Re: Reasons for alt photo

katharine thayer (kthayer@pacifier.com)
Mon, 22 Jun 1998 09:17:49 +0000

On Thursday, June 18, Peter Howey said "In all, I hope that there are
still some who feel that an alt.photo-secession is still a possibility
in the electronic age." (Sorry, I haven't figured out how to do the
quotes from previous posts with the little thingamahoojies (<) in the
margins.)

Of course there are people who still believe in such, or this list
wouldn't exist. As one who has worked digitally for years but who after
taking up the computer also went back to the darkroom and then farther
back to gum printing, I feel qualified to say that the different
processes satisfy different aesthetic and kinesthetic needs. I still do
digital work for my commercial clients, but for my own artistic work,
nothing will do but gum. It's a personal choice, and I'm not sure why
you should need to defend it. I'm tempted to say, "Run for your life,
son, get out of that graduate program before they ruin you!" but then
you'd be an outsider like me, and you have to decide whether that's what
you want. For me, it was a conscious choice and I'm happy with it, but
then all I want is to do work that satisfies me and to make enough money
to live a marginal existence; I've long ago relinquished any ambition of
being rich and famous and beloved by critics.

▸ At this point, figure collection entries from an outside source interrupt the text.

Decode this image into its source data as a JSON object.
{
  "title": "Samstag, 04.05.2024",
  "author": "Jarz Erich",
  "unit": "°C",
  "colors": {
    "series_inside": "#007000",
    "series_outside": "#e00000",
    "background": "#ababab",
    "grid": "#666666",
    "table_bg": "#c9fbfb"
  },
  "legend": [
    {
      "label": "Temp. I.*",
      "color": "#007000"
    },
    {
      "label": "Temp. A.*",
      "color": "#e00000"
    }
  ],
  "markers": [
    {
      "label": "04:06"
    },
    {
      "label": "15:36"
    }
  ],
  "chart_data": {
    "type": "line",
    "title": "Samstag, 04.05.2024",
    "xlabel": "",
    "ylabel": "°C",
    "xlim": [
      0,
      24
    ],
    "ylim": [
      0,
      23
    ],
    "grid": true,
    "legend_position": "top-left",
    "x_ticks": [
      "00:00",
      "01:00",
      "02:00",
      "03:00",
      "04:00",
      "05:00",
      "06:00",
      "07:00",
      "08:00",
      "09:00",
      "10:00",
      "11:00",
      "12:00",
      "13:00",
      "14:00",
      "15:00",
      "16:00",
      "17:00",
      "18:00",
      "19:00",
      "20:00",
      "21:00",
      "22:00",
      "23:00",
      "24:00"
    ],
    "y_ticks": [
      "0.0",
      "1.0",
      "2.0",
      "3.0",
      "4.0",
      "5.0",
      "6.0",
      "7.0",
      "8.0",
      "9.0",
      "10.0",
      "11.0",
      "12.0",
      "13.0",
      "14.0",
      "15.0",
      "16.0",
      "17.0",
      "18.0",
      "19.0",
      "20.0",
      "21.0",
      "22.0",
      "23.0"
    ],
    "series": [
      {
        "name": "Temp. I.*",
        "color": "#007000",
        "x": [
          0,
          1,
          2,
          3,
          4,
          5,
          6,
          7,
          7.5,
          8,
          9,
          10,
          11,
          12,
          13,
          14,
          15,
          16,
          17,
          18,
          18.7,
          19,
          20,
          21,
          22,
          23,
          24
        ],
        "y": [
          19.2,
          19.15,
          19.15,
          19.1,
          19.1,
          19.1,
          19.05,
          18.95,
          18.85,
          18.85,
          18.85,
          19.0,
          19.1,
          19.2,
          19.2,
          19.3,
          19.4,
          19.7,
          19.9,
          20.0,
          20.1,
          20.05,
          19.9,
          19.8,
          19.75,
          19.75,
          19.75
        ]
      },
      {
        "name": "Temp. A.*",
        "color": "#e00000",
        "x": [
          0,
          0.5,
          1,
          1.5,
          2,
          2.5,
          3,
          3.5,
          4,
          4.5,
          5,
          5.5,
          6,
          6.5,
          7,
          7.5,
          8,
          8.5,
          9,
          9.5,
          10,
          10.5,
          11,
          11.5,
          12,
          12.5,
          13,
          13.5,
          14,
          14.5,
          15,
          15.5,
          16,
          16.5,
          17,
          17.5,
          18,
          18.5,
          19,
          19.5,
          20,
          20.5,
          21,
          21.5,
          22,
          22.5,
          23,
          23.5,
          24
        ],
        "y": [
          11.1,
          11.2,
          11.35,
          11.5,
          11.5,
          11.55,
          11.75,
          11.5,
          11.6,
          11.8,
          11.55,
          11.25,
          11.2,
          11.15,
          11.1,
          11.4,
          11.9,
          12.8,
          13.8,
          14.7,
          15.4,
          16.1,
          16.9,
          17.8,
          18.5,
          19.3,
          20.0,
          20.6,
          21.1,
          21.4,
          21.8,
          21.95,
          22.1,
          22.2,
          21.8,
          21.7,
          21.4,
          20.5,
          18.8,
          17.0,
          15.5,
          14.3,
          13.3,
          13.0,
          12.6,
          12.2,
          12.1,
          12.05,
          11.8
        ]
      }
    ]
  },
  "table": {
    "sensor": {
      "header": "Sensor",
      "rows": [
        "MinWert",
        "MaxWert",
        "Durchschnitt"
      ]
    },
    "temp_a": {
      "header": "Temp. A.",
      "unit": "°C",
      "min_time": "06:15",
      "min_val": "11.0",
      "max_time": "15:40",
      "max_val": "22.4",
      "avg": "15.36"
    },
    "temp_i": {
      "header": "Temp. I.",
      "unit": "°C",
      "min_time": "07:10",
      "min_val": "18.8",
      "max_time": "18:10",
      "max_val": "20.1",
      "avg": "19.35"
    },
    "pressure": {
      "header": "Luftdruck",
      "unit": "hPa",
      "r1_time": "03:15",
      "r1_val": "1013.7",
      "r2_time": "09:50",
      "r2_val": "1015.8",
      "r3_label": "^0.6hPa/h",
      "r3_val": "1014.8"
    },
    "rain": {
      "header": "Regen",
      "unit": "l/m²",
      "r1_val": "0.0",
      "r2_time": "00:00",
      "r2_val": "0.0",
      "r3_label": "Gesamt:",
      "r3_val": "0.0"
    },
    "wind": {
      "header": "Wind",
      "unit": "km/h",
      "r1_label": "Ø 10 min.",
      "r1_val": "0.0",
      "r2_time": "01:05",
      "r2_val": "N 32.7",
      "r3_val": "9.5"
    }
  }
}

Judy Siegel (I must have deleted the post) said, to the best of my
recall, that the best of all worlds would be to combine digital and
alternative processes. This is what I do: I generate my contact
negatives digitally, a la Burkholder, except I print them myself rather
than to trust them to a service bureau. I'm thereby limited to 12x18 but
sometimes I put two together to make a larger picture. (Actually I don't
follow Burkholder exactly but used him as a jumping off point. It's the
same way I cook; I read a bunch of recipes and then do something that
takes them all into account but is different from any of them.)

Katharine
P.S. Thanks to all who welcomed me privately to the list.